15 Jun How to Find the Perfect Vet for Your Bully
Vets play an integral role in the lives of animals they serve. Not all vets are right for every bully, so you’ll need to do a little legwork to find one that’s a good fit.
When conducting your search, consider the following:
Has he or she worked worked with bullies in the past? This is first question you should ask when weighing your options.
The vet should also have a degree from an accredited institution. It should be on display somewhere in the office, along with any special certifications they have received.
Also, inquire about the track record of the staff since they will be interacting with your bully.
Do their operating fit your schedule? Is there a physician on call around the clock in the event of an emergency? Are emergency appointments available? The latter is pertinent if your bully is plagued by a life-threatening injury.
Most offices do not offer walk-in urgent care after normal operating hours. But they should be able to refer you to a facility that can tend to your injured pet’s needs.
Search for facilities that are inviting, spacious, and sanitary. Being accredited by the American Animal Hospital Association (AAHA) is a must.
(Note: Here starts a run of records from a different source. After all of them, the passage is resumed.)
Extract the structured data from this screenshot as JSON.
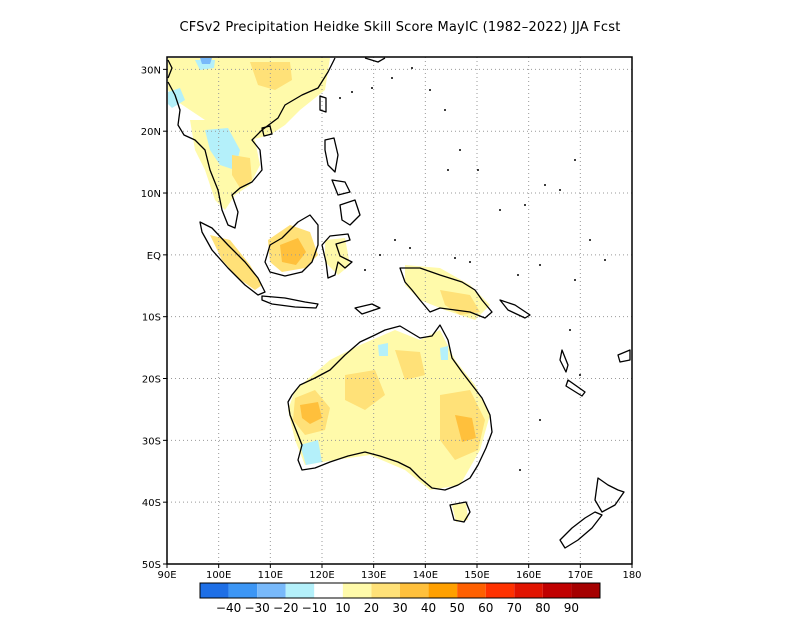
{
  "title": "CFSv2  Precipitation Heidke Skill Score MayIC (1982–2022) JJA Fcst",
  "map": {
    "lon_range": [
      90,
      180
    ],
    "lat_range": [
      -50,
      32
    ],
    "lat_labels": [
      {
        "value": 30,
        "text": "30N"
      },
      {
        "value": 20,
        "text": "20N"
      },
      {
        "value": 10,
        "text": "10N"
      },
      {
        "value": 0,
        "text": "EQ"
      },
      {
        "value": -10,
        "text": "10S"
      },
      {
        "value": -20,
        "text": "20S"
      },
      {
        "value": -30,
        "text": "30S"
      },
      {
        "value": -40,
        "text": "40S"
      },
      {
        "value": -50,
        "text": "50S"
      }
    ],
    "lon_labels": [
      {
        "value": 90,
        "text": "90E"
      },
      {
        "value": 100,
        "text": "100E"
      },
      {
        "value": 110,
        "text": "110E"
      },
      {
        "value": 120,
        "text": "120E"
      },
      {
        "value": 130,
        "text": "130E"
      },
      {
        "value": 140,
        "text": "140E"
      },
      {
        "value": 150,
        "text": "150E"
      },
      {
        "value": 160,
        "text": "160E"
      },
      {
        "value": 170,
        "text": "170E"
      },
      {
        "value": 180,
        "text": "180"
      }
    ],
    "grid": "dotted"
  },
  "colorbar": {
    "colors": [
      "#1e6fe6",
      "#3c96f5",
      "#78b9fa",
      "#b4f0fa",
      "#ffffff",
      "#fffaaa",
      "#ffe178",
      "#ffc03c",
      "#ffa000",
      "#ff6000",
      "#ff3200",
      "#e11400",
      "#c00000",
      "#a50000"
    ],
    "labels": [
      "-40",
      "-30",
      "-20",
      "-10",
      "10",
      "20",
      "30",
      "40",
      "50",
      "60",
      "70",
      "80",
      "90"
    ]
  }
}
The office should also have tools to perform basic diagnostic procedures. These include blood work, x-rays and ultrasounds. Offices that can perform surgical procedures are also a plus.
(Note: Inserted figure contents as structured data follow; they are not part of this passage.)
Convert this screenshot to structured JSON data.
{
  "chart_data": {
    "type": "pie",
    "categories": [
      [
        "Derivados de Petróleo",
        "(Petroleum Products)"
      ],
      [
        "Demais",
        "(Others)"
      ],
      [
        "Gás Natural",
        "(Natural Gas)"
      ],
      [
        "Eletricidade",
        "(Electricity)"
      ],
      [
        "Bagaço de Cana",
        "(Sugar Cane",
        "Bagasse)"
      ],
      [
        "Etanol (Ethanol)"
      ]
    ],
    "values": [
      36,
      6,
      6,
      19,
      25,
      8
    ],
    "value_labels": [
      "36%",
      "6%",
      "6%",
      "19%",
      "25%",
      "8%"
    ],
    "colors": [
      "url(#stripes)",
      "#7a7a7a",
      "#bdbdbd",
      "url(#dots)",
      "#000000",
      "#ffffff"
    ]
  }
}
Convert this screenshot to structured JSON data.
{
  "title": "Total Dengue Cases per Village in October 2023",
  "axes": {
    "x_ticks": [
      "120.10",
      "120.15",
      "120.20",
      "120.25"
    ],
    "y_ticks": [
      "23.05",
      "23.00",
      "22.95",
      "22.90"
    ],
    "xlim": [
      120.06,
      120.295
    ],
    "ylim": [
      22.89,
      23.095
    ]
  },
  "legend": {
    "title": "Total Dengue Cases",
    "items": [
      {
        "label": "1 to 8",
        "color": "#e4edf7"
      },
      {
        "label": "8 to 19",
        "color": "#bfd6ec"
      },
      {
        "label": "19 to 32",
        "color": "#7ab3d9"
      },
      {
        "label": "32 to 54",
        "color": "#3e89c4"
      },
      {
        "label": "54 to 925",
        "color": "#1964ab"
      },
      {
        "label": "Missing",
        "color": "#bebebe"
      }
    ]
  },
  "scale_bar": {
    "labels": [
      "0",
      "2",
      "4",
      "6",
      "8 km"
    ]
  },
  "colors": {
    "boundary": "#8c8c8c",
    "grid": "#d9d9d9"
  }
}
Does the vet host canine health and wellness events for new and existing patients? Are they involved in the community? What about on-site tours for those who are interested in selecting them as a provider? This isn’t a deal-breaker, but you want a vet that expresses a deep concern for dogs outside his network of patients.
Pet care can be very pricey, so an affordable provider is best. Find out if they accept insurance or discount plans. Also, check with nearby providers to compare rates.
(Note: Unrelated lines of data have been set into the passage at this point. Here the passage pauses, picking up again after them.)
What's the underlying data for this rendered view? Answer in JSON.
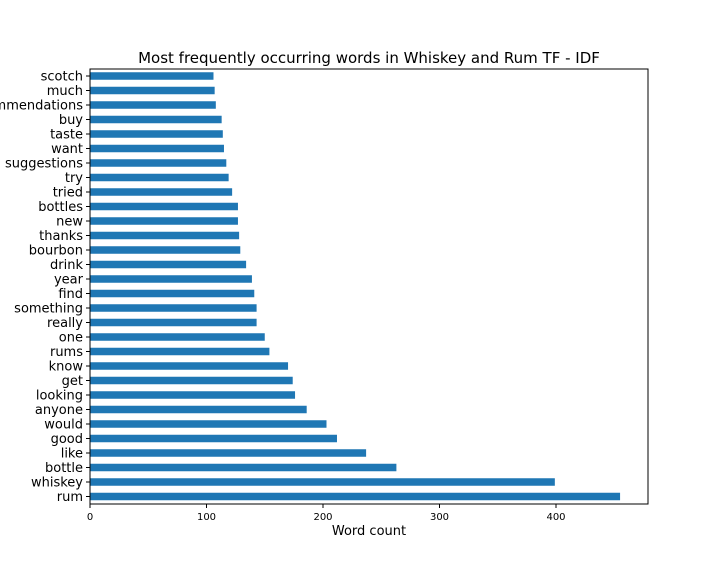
{
  "chart_data": {
    "type": "bar",
    "orientation": "horizontal",
    "title": "Most frequently occurring words in Whiskey and Rum TF - IDF",
    "xlabel": "Word count",
    "ylabel": "",
    "xlim": [
      0,
      480
    ],
    "xticks": [
      "0",
      "100",
      "200",
      "300",
      "400"
    ],
    "grid": false,
    "legend": "none",
    "bar_color": "#1f77b4",
    "categories": [
      "rum",
      "whiskey",
      "bottle",
      "like",
      "good",
      "would",
      "anyone",
      "looking",
      "get",
      "know",
      "rums",
      "one",
      "really",
      "something",
      "find",
      "year",
      "drink",
      "bourbon",
      "thanks",
      "new",
      "bottles",
      "tried",
      "try",
      "suggestions",
      "want",
      "taste",
      "buy",
      "recommendations",
      "much",
      "scotch"
    ],
    "values": [
      455,
      399,
      263,
      237,
      212,
      203,
      186,
      176,
      174,
      170,
      154,
      150,
      143,
      143,
      141,
      139,
      134,
      129,
      128,
      127,
      127,
      122,
      119,
      117,
      115,
      114,
      113,
      108,
      107,
      106
    ]
  }
}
Don’t be afraid to peruse online reviews and ask others about their past experiences. If the overall consensus is not good, you may not want to risk it.
The office should send out reminders and other important correspondence to their patients. Ask about their communication policy to avoid any surprises.
The Bottom Line
It’s better to be proactive with your search rather than wait until something comes up.
If your bully is tense during appointments, this may be a sign of a bigger issue. Or the environment may be too stressful for your bully. Either way, you should seek alternatives.
So, start your search early and don’t be afraid to move on if it doesn’t seem to be working out.